The Bible of Latin-American Chess

The Bible of Latin-American Chess

GM Julio_Becerra
Jan 5, 2011, 12:00 AM |
31 | Chess Players

Roberto Grau was born on the 18th of March 1900, in Buenos Aires, Argentina. He was a strong Argentine chess master and, above all, an exceptional and marvelous chess columnist and chess writer.

It was his father, an amateur, who initiated him into the game. It was common for his father to meet with friends and other family members to play chess. Once when he was ten, Grau stubbornly wanted to participate and began to cry. Finally because of such insistence, he was allowed to play and to everyone's surprise he beat all of them.

Grau played in many Argentine championships winning in 1926, 1927, 1928, 1934, 1935 and 1938, being one of the most successful Argentine players at this level!
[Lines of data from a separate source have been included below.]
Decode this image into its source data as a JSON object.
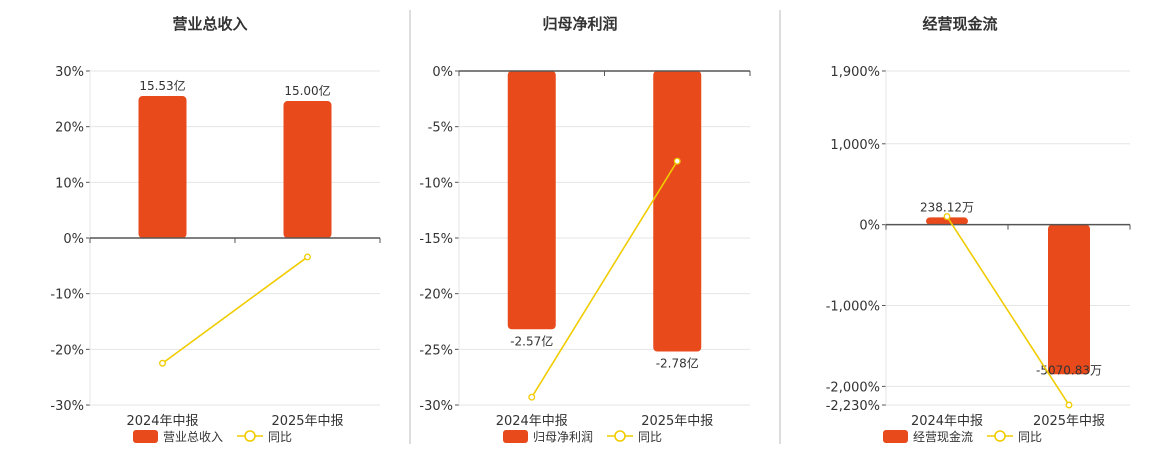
{
  "colors": {
    "bar": "#e84a1c",
    "line": "#f0cc00",
    "grid": "#e6e6e6",
    "axis": "#555555",
    "text": "#333333",
    "divider": "#bbbbbb"
  },
  "legend_line_label": "同比",
  "chart_data": [
    {
      "type": "bar",
      "title": "营业总收入",
      "categories": [
        "2024年中报",
        "2025年中报"
      ],
      "series": [
        {
          "name": "营业总收入",
          "type": "bar",
          "values": [
            25.5,
            24.6
          ],
          "labels": [
            "15.53亿",
            "15.00亿"
          ]
        },
        {
          "name": "同比",
          "type": "line",
          "values": [
            -22.5,
            -3.4
          ]
        }
      ],
      "ylim": [
        -30,
        30
      ],
      "yticks": [
        30,
        20,
        10,
        0,
        -10,
        -20,
        -30
      ],
      "ytick_labels": [
        "30%",
        "20%",
        "10%",
        "0%",
        "-10%",
        "-20%",
        "-30%"
      ],
      "grid": true,
      "legend": "bottom"
    },
    {
      "type": "bar",
      "title": "归母净利润",
      "categories": [
        "2024年中报",
        "2025年中报"
      ],
      "series": [
        {
          "name": "归母净利润",
          "type": "bar",
          "values": [
            -23.2,
            -25.2
          ],
          "labels": [
            "-2.57亿",
            "-2.78亿"
          ]
        },
        {
          "name": "同比",
          "type": "line",
          "values": [
            -29.3,
            -8.1
          ]
        }
      ],
      "ylim": [
        -30,
        0
      ],
      "yticks": [
        0,
        -5,
        -10,
        -15,
        -20,
        -25,
        -30
      ],
      "ytick_labels": [
        "0%",
        "-5%",
        "-10%",
        "-15%",
        "-20%",
        "-25%",
        "-30%"
      ],
      "grid": true,
      "legend": "bottom"
    },
    {
      "type": "bar",
      "title": "经营现金流",
      "categories": [
        "2024年中报",
        "2025年中报"
      ],
      "series": [
        {
          "name": "经营现金流",
          "type": "bar",
          "values": [
            90,
            -1850
          ],
          "labels": [
            "238.12万",
            "-5070.83万"
          ]
        },
        {
          "name": "同比",
          "type": "line",
          "values": [
            100,
            -2230
          ]
        }
      ],
      "ylim": [
        -2230,
        1900
      ],
      "yticks": [
        1900,
        1000,
        0,
        -1000,
        -2000,
        -2230
      ],
      "ytick_labels": [
        "1,900%",
        "1,000%",
        "0%",
        "-1,000%",
        "-2,000%",
        "-2,230%"
      ],
      "grid": true,
      "legend": "bottom"
    }
  ]
}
He also played for Argentina in five Olympiads; 1924, 1927, 1928, 1935, and 1939 mostly on the top boards.

His best international tournament results were Sudamerican champion Montevideo 1921 and Mar del Plata 1928; Sudamerican Sub-champion Montevideo 1925 and Mar del Plata 1934.

Grau was a key figure in national chess as a player and leader; he was captain of several Argentine teams. Also he was founder of the Buenos Aires Chess Circle and Argentina Chess Federation. He organized the Nations Tournament in Buenos Aires in 1939 and he was a permanent representative of the international chess federation in Argentina and represented the country at the Congresses of Paris, London, Warsaw, Stockholm and Buenos Aires. Grau was one of the original signatories in the formation of FIDE at Paris 1924; the 1st unofficial Chess Olympiad.

Roberto Grau is the author of the legendary “Tratado General de Ajedrez” (General Treatise of Chess) in four volumes that was first published in 1940 and has been translated into numerous languages; it is considered the bible of Latin-American chessplayers, a truly super-classic series! Many, many generations of chess players have learned and improved their level with “los tomos de Grau”!

Roberto Grau passed away in Buenos Aires on April 12, 1944.

It is today an immense honor to me, for those who do not know him, to introduce Roberto Grau, whom many consider the Cervantes of chess writers in the Spanish language!